If you go paperless billing and auto pay, you will get 2 years of Cinemax for a penny a year until 2010! I just called a CSR, and sure enough, it's true! I urge all of you to make a quick call to DISH and get your (basically) free movie package from them!!!
I'm not kidding. It's running right now on my 622. They don't advertise it, but they know about it...even the CSRs in India!!!


----------



## Stewart Vernon (Jan 7, 2005)

Already a thread about this:

http://www.dbstalk.com/showthread.php?t=112991

But on the subject, I wouldn't classify this as a deal that "Dish doesn't want you to know about". Lots of places have unannounced deals that you have to ask for... it's a surprise bonus, not something shady.


----------



## nneptune (Mar 30, 2006)

HDMe said:


> Already a thread about this:
> 
> http://www.dbstalk.com/showthread.php?t=112991
> 
> But on the subject, I wouldn't classify this as a deal that "Dish doesn't want you to know about". Lots of places have unannounced deals that you have to ask for... it's a surprise bonus, not something shady.
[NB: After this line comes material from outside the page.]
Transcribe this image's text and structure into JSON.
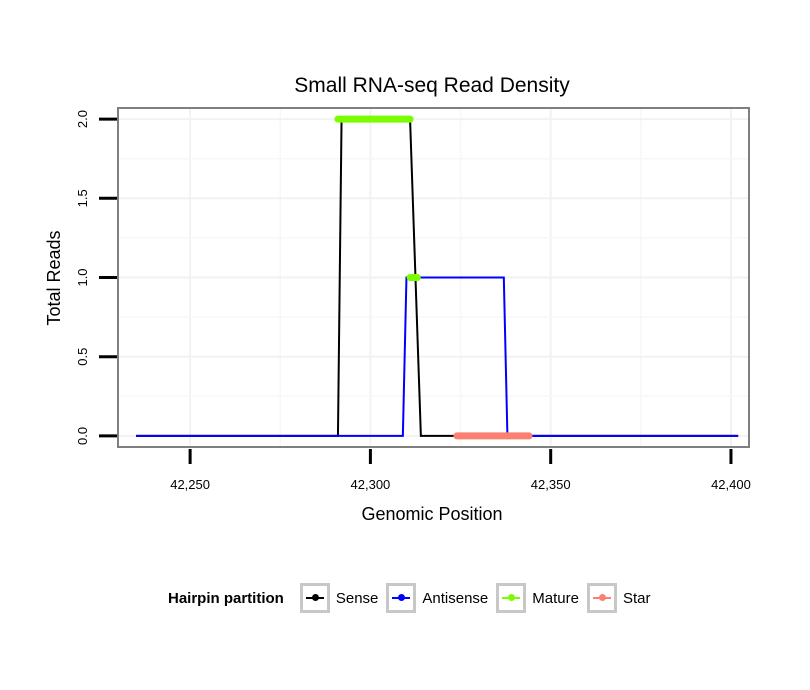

I didn't mean for the thread title to be deceptive, however who would have known about this offer if they didn't stop here to look? It's not like they're advertising it to ANYONE!
So, if anyone out there wants a (basically) free 2 year sub to Cinemax, all you have to do is call and ask for it! It works! I've watched a few movies already, an am anxiously awaiting the night-time "programming" :eek2: 
Everyone enjoy, and Happy Holidays!


----------